Although the international standard care for patients with DCIS measuring 4 cm in size or over has been mastectomy, wide excision and radiotherapy offers equivalent outcomes providing all the DCIS is adequately excised. A number of units scattered throughout the UK have developed methods for excising large areas of DCIS and conserving the breast in women with DCIS >40 mm in extent. This involves multiple wire localizations to mark all visible disease and combining the excision with a therapeutic mammaplasty. Such procedures produce excellent cosmetic results ( Fig. 15.4 ), have a high rate of complete excision and to date a low rate of subsequent recurrence. In Edinburgh these are performed as bilateral procedures by a team of a breast and plastic surgeons operating simultaneously. Complications are infrequent and complete excision rates over 90%. Follow-up is limited but there have been no recurrences in the Edinburgh series so far. This approach is becoming more widespread in Europe, in North and South America, and in Australasia. The issue for many of these women is that even if they are treated by mastectomy and breast reconstruction to get symmetry, a contralateral procedure is required.
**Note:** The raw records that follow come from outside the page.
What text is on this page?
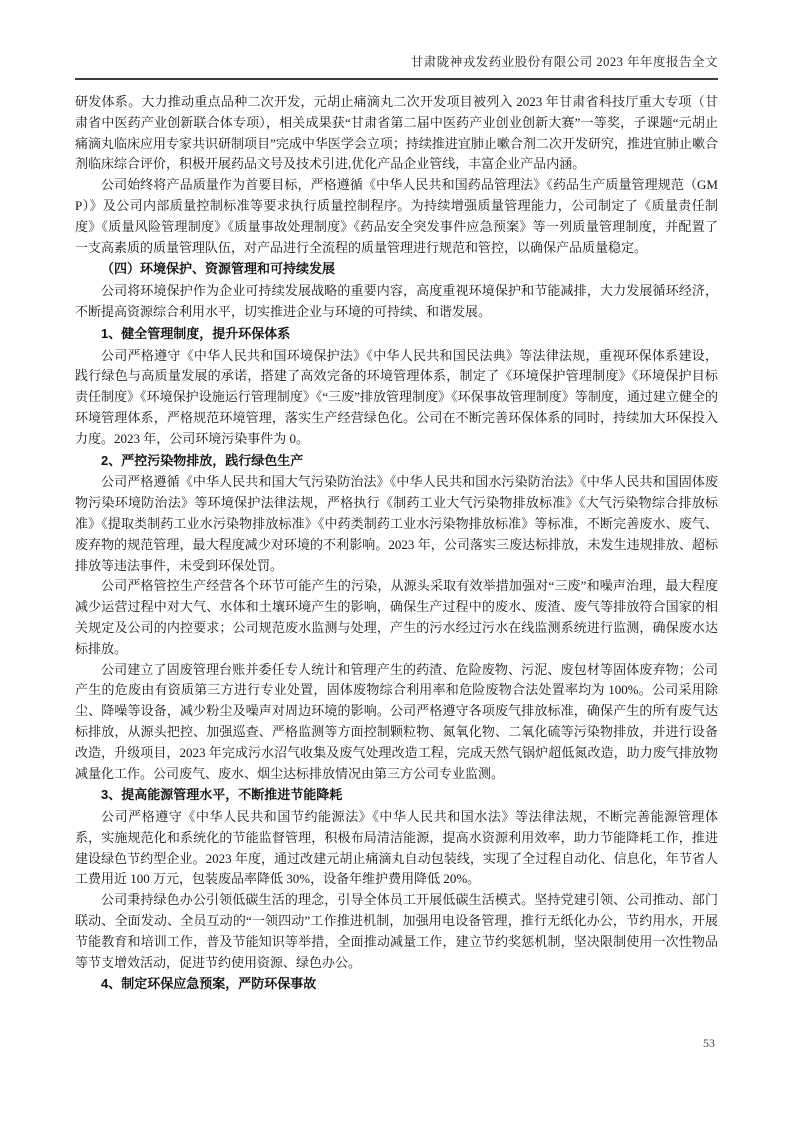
甘肃陇神戎发药业股份有限公司 2023 年年度报告全文

研发体系。大力推动重点品种二次开发，元胡止痛滴丸二次开发项目被列入 2023 年甘肃省科技厅重大专项（甘肃省中医药产业创新联合体专项），相关成果获“甘肃省第二届中医药产业创业创新大赛”一等奖，子课题“元胡止痛滴丸临床应用专家共识研制项目”完成中华医学会立项；持续推进宜肺止嗽合剂二次开发研究，推进宜肺止嗽合剂临床综合评价，积极开展药品文号及技术引进,优化产品企业管线，丰富企业产品内涵。

公司始终将产品质量作为首要目标，严格遵循《中华人民共和国药品管理法》《药品生产质量管理规范（GMP）》及公司内部质量控制标准等要求执行质量控制程序。为持续增强质量管理能力，公司制定了《质量责任制度》《质量风险管理制度》《质量事故处理制度》《药品安全突发事件应急预案》等一列质量管理制度，并配置了一支高素质的质量管理队伍，对产品进行全流程的质量管理进行规范和管控，以确保产品质量稳定。

（四）环境保护、资源管理和可持续发展

公司将环境保护作为企业可持续发展战略的重要内容，高度重视环境保护和节能减排，大力发展循环经济，不断提高资源综合利用水平，切实推进企业与环境的可持续、和谐发展。

1、健全管理制度，提升环保体系

公司严格遵守《中华人民共和国环境保护法》《中华人民共和国民法典》等法律法规，重视环保体系建设，践行绿色与高质量发展的承诺，搭建了高效完备的环境管理体系，制定了《环境保护管理制度》《环境保护目标责任制度》《环境保护设施运行管理制度》《“三废”排放管理制度》《环保事故管理制度》等制度，通过建立健全的环境管理体系，严格规范环境管理，落实生产经营绿色化。公司在不断完善环保体系的同时，持续加大环保投入力度。2023 年，公司环境污染事件为 0。

2、严控污染物排放，践行绿色生产

公司严格遵循《中华人民共和国大气污染防治法》《中华人民共和国水污染防治法》《中华人民共和国固体废物污染环境防治法》等环境保护法律法规，严格执行《制药工业大气污染物排放标准》《大气污染物综合排放标准》《提取类制药工业水污染物排放标准》《中药类制药工业水污染物排放标准》等标准，不断完善废水、废气、废弃物的规范管理，最大程度减少对环境的不利影响。2023 年，公司落实三废达标排放，未发生违规排放、超标排放等违法事件，未受到环保处罚。

公司严格管控生产经营各个环节可能产生的污染，从源头采取有效举措加强对“三废”和噪声治理，最大程度减少运营过程中对大气、水体和土壤环境产生的影响，确保生产过程中的废水、废渣、废气等排放符合国家的相关规定及公司的内控要求；公司规范废水监测与处理，产生的污水经过污水在线监测系统进行监测，确保废水达标排放。

公司建立了固废管理台账并委任专人统计和管理产生的药渣、危险废物、污泥、废包材等固体废弃物；公司产生的危废由有资质第三方进行专业处置，固体废物综合利用率和危险废物合法处置率均为 100%。公司采用除尘、降噪等设备，减少粉尘及噪声对周边环境的影响。公司严格遵守各项废气排放标准，确保产生的所有废气达标排放，从源头把控、加强巡查、严格监测等方面控制颗粒物、氮氧化物、二氧化硫等污染物排放，并进行设备改造，升级项目，2023 年完成污水沼气收集及废气处理改造工程，完成天然气锅炉超低氮改造，助力废气排放物减量化工作。公司废气、废水、烟尘达标排放情况由第三方公司专业监测。

3、提高能源管理水平，不断推进节能降耗

公司严格遵守《中华人民共和国节约能源法》《中华人民共和国水法》等法律法规，不断完善能源管理体系，实施规范化和系统化的节能监督管理，积极布局清洁能源，提高水资源利用效率，助力节能降耗工作，推进建设绿色节约型企业。2023 年度，通过改建元胡止痛滴丸自动包装线，实现了全过程自动化、信息化，年节省人工费用近 100 万元，包装废品率降低 30%，设备年维护费用降低 20%。

公司秉持绿色办公引领低碳生活的理念，引导全体员工开展低碳生活模式。坚持党建引领、公司推动、部门联动、全面发动、全员互动的“一领四动”工作推进机制，加强用电设备管理，推行无纸化办公，节约用水，开展节能教育和培训工作，普及节能知识等举措，全面推动减量工作，建立节约奖惩机制，坚决限制使用一次性物品等节支增效活动，促进节约使用资源、绿色办公。

4、制定环保应急预案，严防环保事故

53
Bilateral therapeutic mammaplasty can be performed without drains as a day patient or a short stay procedure and recovery is quicker, complications are fewer, and overall costs reduced compared with mastectomy and whole breast reconstruction.

The role of MRI in DCIS has recently been reviewed. The results of MRI in DCIS are similar to those of MRI in invasive cancer. MRI has a high false-positive rate and so cannot be relied upon with any certainty to delineate the extent of disease. DCIS is frequently over treated surgically as a consequence of MRI false-positives and overestimation of disease extent. Recurrence rates after breast conserving surgery are falling and for all women diagnosed with DCIS, a multidisciplinary approach is required with mastectomy being indicated only where breast conservation is not feasible or the patient herself choses this option.